- Born: Phillip Tanner 16 February 1862 Llangennith, West Gower, Glamorgan, Wales
- Died: 19 February 1950 (aged 88) Eventide Home, Penmaen, South Gower
- Genres: Traditional folk, lilting, music hall
- Occupations: Singer, weaver, farm labourer, pub host, organiser of folk customs, raconteur
- Years active: ca.1880–1950

= Phil Tanner =

Welsh folk singer

Phil Tanner (16 February 1862 - 19 February 1950) was a Welsh traditional singer. He was from Llangenith in the Gower Peninsula (South Wales).

==Songs and singing style==
Tanner was an invaluable source of several once popular English language folk songs, such as the Child Ballads "Barbara Allen" and "Henry Martin", as well as the songs "Sweet Primroses" and "The Bonny Bunch of Roses", all of which were recorded in the 1930s and 40s. His performance of the local Gower wassailing song became known as "Gower Wassail" and was printed by A.L. Lloyd and covered by popular folk groups including Steeleye Span.

His songs were all in the English language, using the Gower dialect, since the Gower of his youth was still culturally distinct from the rest of Wales, and his style of singing is compared to that of English singers.

==Audience and broadcasts==
Renowned locally as "the Gower Nightingale", he reached a national audience in his seventies with recordings for Columbia and the BBC and an appearance on the BBC radio programme In Town Tonight.

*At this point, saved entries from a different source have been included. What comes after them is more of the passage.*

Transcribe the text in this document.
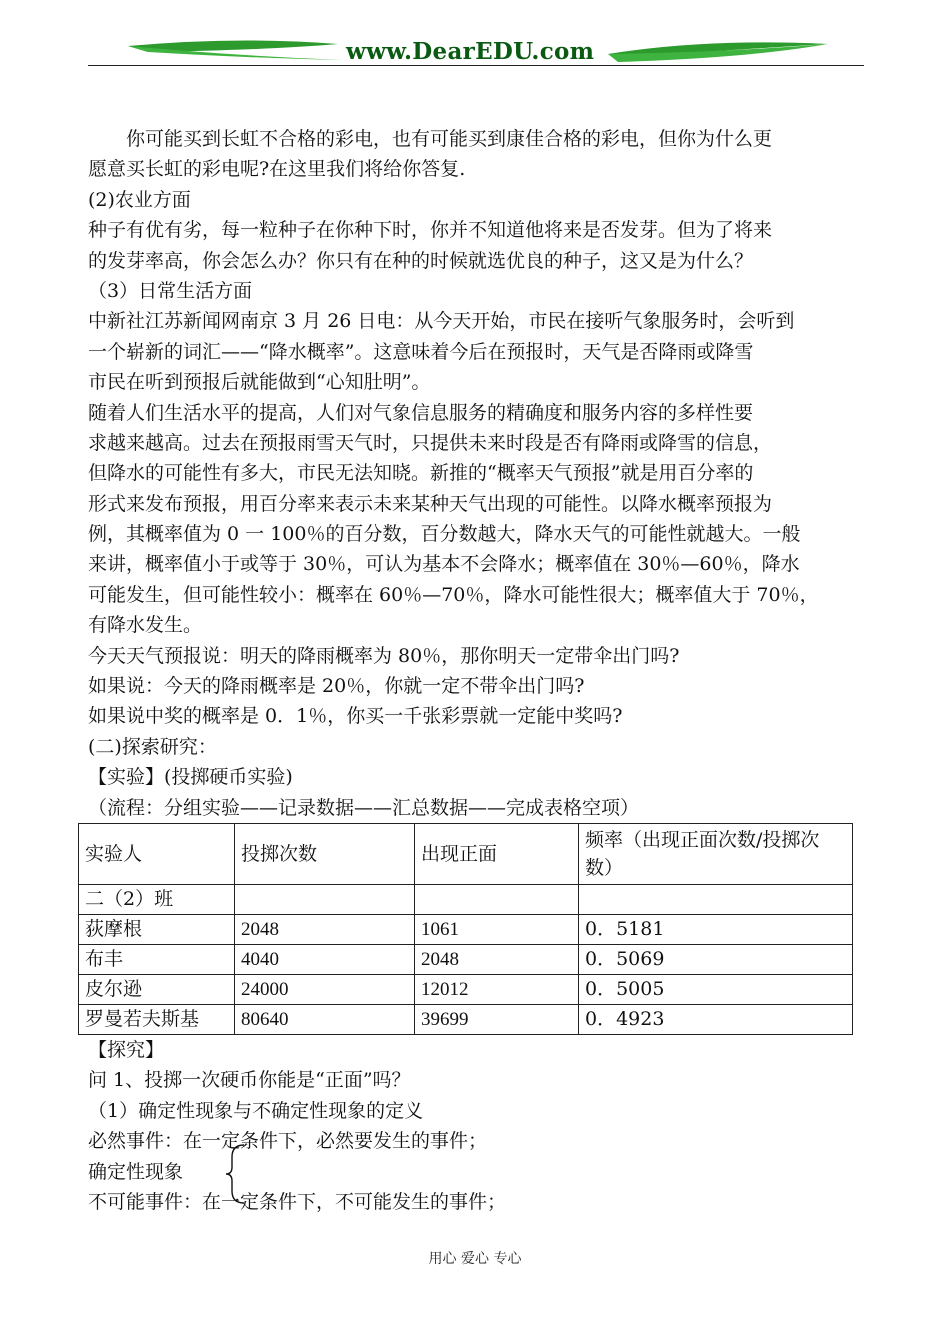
www.DearEDU.com
你可能买到长虹不合格的彩电，也有可能买到康佳合格的彩电，但你为什么更
愿意买长虹的彩电呢?在这里我们将给你答复.
(2)农业方面
种子有优有劣，每一粒种子在你种下时，你并不知道他将来是否发芽。但为了将来
的发芽率高，你会怎么办？你只有在种的时候就选优良的种子，这又是为什么？
（3）日常生活方面
中新社江苏新闻网南京 3 月 26 日电：从今天开始，市民在接听气象服务时，会听到
一个崭新的词汇——“降水概率”。这意味着今后在预报时，天气是否降雨或降雪
市民在听到预报后就能做到“心知肚明”。
随着人们生活水平的提高，人们对气象信息服务的精确度和服务内容的多样性要
求越来越高。过去在预报雨雪天气时，只提供未来时段是否有降雨或降雪的信息，
但降水的可能性有多大，市民无法知晓。新推的“概率天气预报”就是用百分率的
形式来发布预报，用百分率来表示未来某种天气出现的可能性。以降水概率预报为
例，其概率值为 0 一 100％的百分数，百分数越大，降水天气的可能性就越大。一般
来讲，概率值小于或等于 30％，可认为基本不会降水；概率值在 30％—60％，降水
可能发生，但可能性较小：概率在 60％—70％，降水可能性很大；概率值大于 70％，
有降水发生。
今天天气预报说：明天的降雨概率为 80％，那你明天一定带伞出门吗?
如果说：今天的降雨概率是 20％，你就一定不带伞出门吗?
如果说中奖的概率是 0．1％，你买一千张彩票就一定能中奖吗?
(二)探索研究：
【实验】(投掷硬币实验)
（流程：分组实验——记录数据——汇总数据——完成表格空项）
实验人	投掷次数	出现正面	频率（出现正面次数/投掷次数）
二（2）班			
荻摩根	2048	1061	0．5181
布丰	4040	2048	0．5069
皮尔逊	24000	12012	0．5005
罗曼若夫斯基	80640	39699	0．4923
【探究】
问 1、投掷一次硬币你能是“正面”吗？
（1）确定性现象与不确定性现象的定义
必然事件：在一定条件下，必然要发生的事件；
确定性现象
不可能事件：在一定条件下，不可能发生的事件；
用心 爱心 专心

Shortly before he died, he was featured in an article by John Ormond Thomas for Picture Post, and recorded once again by the BBC.

==Legacy==
In 1976, he was remembered in a BBC Radio 4 tribute by the Welsh radio broadcaster Wynford Vaughan-Thomas recalling "the voice of the sanest, happiest, kindest eccentric I ever knew, the voice of Phil Tanner, the Gower Nightingale".

His recordings have been reissued several times, most notably on the CD The Gower Nightingale, which also includes the Wynford Vaughan-Thomas radio programme.

The editor of one reissue, the eminent folklorist Alan Lomax wrote: "When Phil died, England lost her best traditional singer".

Folk revival musicians were inspired by Tanner's songs, particularly "Gower Wassail".